S’pore could go into technical recession in the 3 months going into Sept. 2019
Overall growth for 2019 could still be 0.5 percent.
Singapore could slip into a technical recession in the second half of 2019 as full-year growth projections is being relooked.
The best case scenario is that the Singapore economy merely grows slower than initially thought.
The worst case scenario is that a real recession is on its way in 2020.
These were the facts reported by CNA, quoting analysts keeping a close watch on the Singapore economy.
What is a technical recession?
A technical recession is defined as two straight quarters of quarter-on-quarter contraction.
It could come to pass in the third quarter of 2019.
The current projections are suggesting between zero and negative 0.5 percent quarter-on-quarter growth in the three months to September 2019.
Revision of numbers
The current 2019 growth forecast of 1.5 to 2.5 percent is being reviewed downward by the Ministry of Trade and Industry (MTI) and the Monetary Authority of Singapore (MAS).
This was announced by Singapore’s central bank chief Ravi Menon on Thursday, June 27
The odds are higher now for the official growth estimate to fall below the lower end of the forecast range.
In May 2019, MTI narrowed the original forecast to 1.5 to 2.5 percent gross domestic product (GDP) growth.
It was 1.5 to 3.5 percent initially.
Another revision so soon suggests a tempering of expectations.
Will Singapore economy still experience positive growth?
Singapore’s overall growth could end up at 0.5 percent for 2019.

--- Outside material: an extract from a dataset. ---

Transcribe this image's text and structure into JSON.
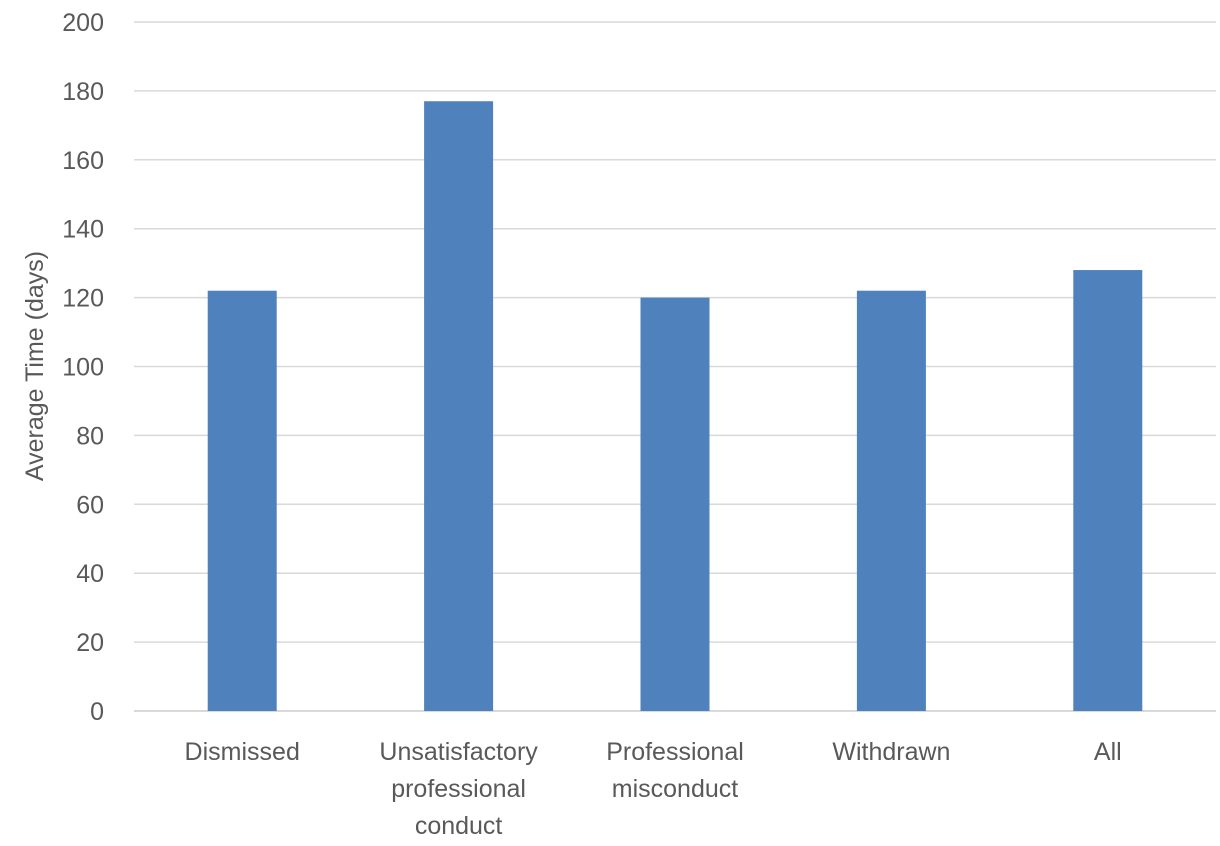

The state of the global economy has been deteriorating since May, with the breakdown of US-China trade negotiations.
The economy grew by a slower pace in the first quarter of 2019.
At merely 1.2 percent year-on-year, it is the lowest growth in nearly a decade.
Optimism about second-half 2019 recovery is getting shelved, with the U.S.-China trade war persisting with no end in sight.
Moreover, the full impact of the trade war might not even have been realised yet.
What has declined in Singapore?
Lackluster economic indicators include:
– Double-digit declines in Singapore’s non-oil domestic exports
– Worse than expected industrial output in May.
A strong rebound in the second half of 2019 will be needed to make up for growth.
All eyes on trade war outcome
A shallow technical recession could, therefore, be in the works.
But for the full year, there can still be growth overall.
The G20 summit happening in the last weekend of June 2019 might bring some respite if there is a breakthrough in trade talks between the U.S. and China.
If the trade tensions persist into 2020, that is when recessionary risks heightens.
An all-out trade war could lead to a real recession.
That is when labour market conditions weaken with a pullback in spending and investments.